CSHL Assistant Professor Benjamin Cowley and his team refined their AI model through a technique they developed called “knockout training.” First, they recorded the courtship behavior of a male fruit fly – chasing and singing to a female.
They then genetically silenced specific types of visual neurons in the male fly and trained their AI to detect any changes in behavior. By repeating this process with many different types of visual neurons, they were able to get the AI to predict exactly how a real fruit fly would act in response to each sight of the female.
“We can actually predict neural activity computationally and ask how specific neurons contribute to behavior,” Cowley says. “It’s something we couldn’t do before.”
With their new artificial intelligence, Cowley’s team discovered that the fruit fly brain uses a “population code” to process visual data. Instead of a single type of neuron linking each visual feature to a single action, as previously assumed, many combinations of neurons were required to sculpt behavior.
A diagram of these neural pathways looks like an incredibly complex subway map and would take years to decipher. Still, it gets us where we need to go. This allows Cowley’s AI to predict how a fruit fly will behave in real life when presented with visual stimuli.
Does this mean AI can one day predict human behavior? Not so fast.

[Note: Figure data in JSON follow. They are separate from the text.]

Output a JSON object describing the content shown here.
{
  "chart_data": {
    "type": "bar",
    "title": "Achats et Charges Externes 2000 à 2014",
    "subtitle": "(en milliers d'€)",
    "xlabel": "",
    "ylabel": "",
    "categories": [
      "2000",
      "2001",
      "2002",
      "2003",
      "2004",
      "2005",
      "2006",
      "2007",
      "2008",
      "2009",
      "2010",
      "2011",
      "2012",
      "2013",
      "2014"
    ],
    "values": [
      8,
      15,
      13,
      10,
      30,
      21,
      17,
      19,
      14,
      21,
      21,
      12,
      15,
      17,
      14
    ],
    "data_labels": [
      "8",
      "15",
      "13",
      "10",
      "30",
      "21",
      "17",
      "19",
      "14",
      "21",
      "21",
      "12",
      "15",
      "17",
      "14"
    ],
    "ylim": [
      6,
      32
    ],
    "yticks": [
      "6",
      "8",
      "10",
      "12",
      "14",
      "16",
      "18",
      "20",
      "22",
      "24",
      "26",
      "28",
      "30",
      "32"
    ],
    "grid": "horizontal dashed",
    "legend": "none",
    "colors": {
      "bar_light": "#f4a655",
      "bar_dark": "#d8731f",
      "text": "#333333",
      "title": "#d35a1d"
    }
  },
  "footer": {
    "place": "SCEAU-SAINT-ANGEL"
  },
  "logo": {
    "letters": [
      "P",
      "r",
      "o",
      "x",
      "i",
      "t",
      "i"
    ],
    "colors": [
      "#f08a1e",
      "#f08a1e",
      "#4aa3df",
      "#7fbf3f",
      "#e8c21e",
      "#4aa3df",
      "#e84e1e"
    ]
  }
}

The brain of a fruit fly contains about 100,000 neurons. The human brain has almost 100 billion.
“That’s the fruit fly situation. You can imagine what our visual system is like,” says Cowley, referring to the subway map.
Still, Cowley hopes his AI model will one day help us decode the computations that underlie the human visual system.

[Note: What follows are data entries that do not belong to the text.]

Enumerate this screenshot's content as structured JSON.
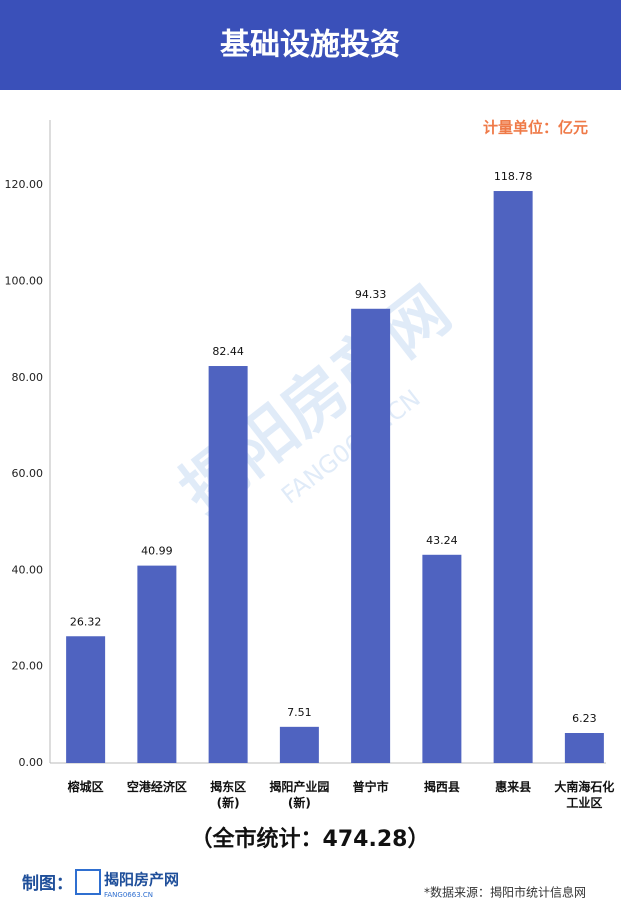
{
  "chart_data": {
    "type": "bar",
    "title": "基础设施投资",
    "unit_label": "计量单位：亿元",
    "categories": [
      "榕城区",
      "空港经济区",
      "揭东区\n(新)",
      "揭阳产业园\n(新)",
      "普宁市",
      "揭西县",
      "惠来县",
      "大南海石化\n工业区"
    ],
    "values": [
      26.32,
      40.99,
      82.44,
      7.51,
      94.33,
      43.24,
      118.78,
      6.23
    ],
    "color": "#4f63c0",
    "ylim": [
      0,
      130
    ],
    "yticks": [
      {
        "value": 0,
        "label": "0.00"
      },
      {
        "value": 20,
        "label": "20.00"
      },
      {
        "value": 40,
        "label": "40.00"
      },
      {
        "value": 60,
        "label": "60.00"
      },
      {
        "value": 80,
        "label": "80.00"
      },
      {
        "value": 100,
        "label": "100.00"
      },
      {
        "value": 120,
        "label": "120.00"
      }
    ],
    "grid": false,
    "total_label": "（全市统计：474.28）"
  },
  "footer": {
    "made_by": "制图：",
    "logo_name": "揭阳房产网",
    "logo_domain": "FANG0663.CN",
    "source": "*数据来源：揭阳市统计信息网"
  },
  "watermark": {
    "name": "揭阳房产网",
    "domain": "FANG0663.CN"
  }
}
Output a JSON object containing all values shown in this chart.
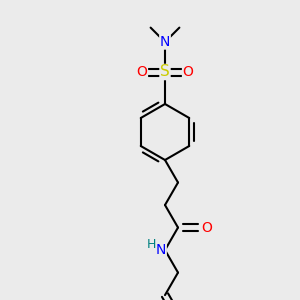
{
  "background_color": "#ebebeb",
  "atom_colors": {
    "N": "#0000FF",
    "O": "#FF0000",
    "S": "#CCCC00",
    "C": "#000000",
    "H": "#008080"
  },
  "bond_color": "#000000",
  "bond_width": 1.5,
  "font_size_atom": 10,
  "font_size_H": 9
}
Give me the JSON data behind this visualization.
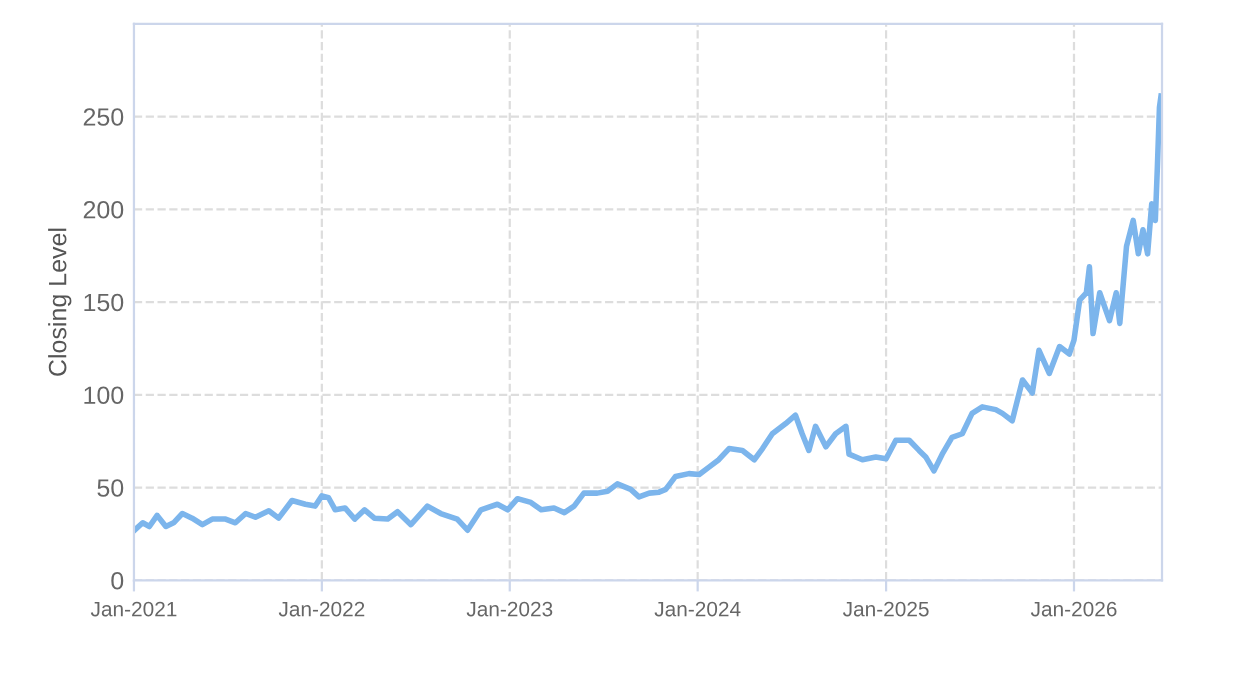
{
  "chart_data": {
    "type": "line",
    "ylabel": "Closing Level",
    "x": [
      "2021-01-02",
      "2021-01-18",
      "2021-01-31",
      "2021-02-15",
      "2021-03-04",
      "2021-03-19",
      "2021-04-05",
      "2021-04-24",
      "2021-05-14",
      "2021-06-02",
      "2021-06-28",
      "2021-07-17",
      "2021-08-06",
      "2021-08-25",
      "2021-09-20",
      "2021-10-09",
      "2021-11-04",
      "2021-11-30",
      "2021-12-19",
      "2022-01-01",
      "2022-01-14",
      "2022-01-27",
      "2022-02-15",
      "2022-03-06",
      "2022-03-25",
      "2022-04-13",
      "2022-05-09",
      "2022-05-28",
      "2022-06-23",
      "2022-07-25",
      "2022-08-20",
      "2022-09-21",
      "2022-10-11",
      "2022-11-06",
      "2022-12-08",
      "2022-12-28",
      "2023-01-16",
      "2023-02-11",
      "2023-03-03",
      "2023-03-28",
      "2023-04-17",
      "2023-05-06",
      "2023-05-25",
      "2023-06-20",
      "2023-07-10",
      "2023-07-29",
      "2023-08-24",
      "2023-09-09",
      "2023-09-29",
      "2023-10-18",
      "2023-10-31",
      "2023-11-19",
      "2023-12-15",
      "2024-01-04",
      "2024-01-23",
      "2024-02-11",
      "2024-03-02",
      "2024-03-28",
      "2024-04-20",
      "2024-05-06",
      "2024-05-25",
      "2024-06-20",
      "2024-07-09",
      "2024-07-22",
      "2024-08-04",
      "2024-08-17",
      "2024-09-06",
      "2024-09-25",
      "2024-10-15",
      "2024-10-21",
      "2024-11-16",
      "2024-12-12",
      "2025-01-01",
      "2025-01-20",
      "2025-02-15",
      "2025-03-06",
      "2025-03-19",
      "2025-04-04",
      "2025-04-20",
      "2025-05-09",
      "2025-05-29",
      "2025-06-17",
      "2025-07-07",
      "2025-08-02",
      "2025-08-15",
      "2025-09-03",
      "2025-09-23",
      "2025-10-12",
      "2025-10-25",
      "2025-11-14",
      "2025-12-04",
      "2025-12-23",
      "2026-01-01",
      "2026-01-12",
      "2026-01-25",
      "2026-01-31",
      "2026-02-07",
      "2026-02-20",
      "2026-03-11",
      "2026-03-24",
      "2026-03-31",
      "2026-04-13",
      "2026-04-26",
      "2026-05-06",
      "2026-05-15",
      "2026-05-24",
      "2026-06-01",
      "2026-06-08",
      "2026-06-12",
      "2026-06-16",
      "2026-06-19"
    ],
    "series": [
      {
        "color": "#7cb5ec",
        "values": [
          27,
          31,
          29,
          35,
          29,
          31,
          36,
          33.5,
          30,
          33,
          33,
          31,
          36,
          34,
          37.5,
          33.5,
          43,
          41,
          40,
          45.5,
          44.5,
          38,
          39,
          33,
          38,
          33.5,
          33,
          37,
          30,
          40,
          36,
          33,
          27,
          38,
          41,
          38,
          44,
          42,
          38,
          39,
          36.5,
          40,
          47,
          47,
          48,
          52,
          49,
          45,
          47,
          47.5,
          49,
          56,
          57.5,
          57,
          61,
          65,
          71,
          70,
          65,
          71,
          79,
          84.5,
          89,
          79,
          70,
          83,
          72,
          79,
          83,
          68,
          65,
          66.5,
          65.5,
          75.5,
          75.5,
          70,
          66.5,
          59,
          68,
          77,
          79,
          90,
          93.5,
          92,
          90,
          86,
          108,
          101,
          124,
          111.5,
          126,
          122,
          129.5,
          151,
          155,
          169,
          133,
          155,
          140,
          155,
          138.5,
          180,
          194,
          176,
          189,
          176,
          203,
          194,
          223,
          255,
          261
        ]
      }
    ],
    "xlim": [
      "2021-01-01",
      "2026-06-21"
    ],
    "xticks": [
      {
        "value": "2021-01-01",
        "label": "Jan-2021"
      },
      {
        "value": "2022-01-01",
        "label": "Jan-2022"
      },
      {
        "value": "2023-01-01",
        "label": "Jan-2023"
      },
      {
        "value": "2024-01-01",
        "label": "Jan-2024"
      },
      {
        "value": "2025-01-01",
        "label": "Jan-2025"
      },
      {
        "value": "2026-01-01",
        "label": "Jan-2026"
      }
    ],
    "ylim": [
      0,
      300
    ],
    "yticks": [
      0,
      50,
      100,
      150,
      200,
      250
    ],
    "grid": true,
    "line_style": "solid",
    "marker": "none",
    "legend": false
  }
}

“It will be decades of work. But if we can figure that out, we’re ahead of the game,” says Cowley. “Through learning [fly] computations, we can build a better artificial visual system. More importantly, we will understand the disorders of the visual system in much more detail.
How much better? You’ll have to see it to believe it.
About this AI and neuroscience research news
Author: Sara Giarnieri
source: CSHL
Contact:Sara Giarnieri – CSHL
Image: Image credit: Neuroscience News
Original Research: Free access.
“Mapping Model Units to Visual Neurons Reveals the Population Code for Social Behavior” by Benjamin Cowley et al. Nature
Summary
Mapping pattern units to visual neurons reveals the population code for social behavior
The rich variety of behaviors observed in animals arises through the interplay between sensory processing and motor control. To understand these sensorimotor transformations, it is useful to build models that predict not only neuronal responses to sensory input, but also how each neuron causally contributes to behavior.
Here, we demonstrate a novel modeling approach to identify one-to-one mappings between internal units in a deep neural network and real neurons by predicting the behavioral changes that arise from systematic perturbations of more than a dozen neuronal cell types.
A key ingredient we introduce is “knockout learning,” which involves perturbing the network during training to match the perturbations of real neurons during behavioral experiments. We apply this approach to modeling the sensorimotor transformations of Drosophila melanogaster males during complex, visually guided social behavior.
Visual projection neurons at the interface between the optic lobe and the midbrain form a set of discrete channels, and previous work has shown that each channel encodes a specific visual feature to drive certain behaviors.
Our model reaches a different conclusion: combinations of visual projection neurons, including those involved in nonsocial behavior, drive male interactions with females, forming a rich population code for behavior.
Overall, our framework consolidates the behavioral effects elicited by different neural perturbations into a single, unified model, providing a map from stimulus to neural cell type to behavior and enabling future incorporation of brain electrical circuitry into the model.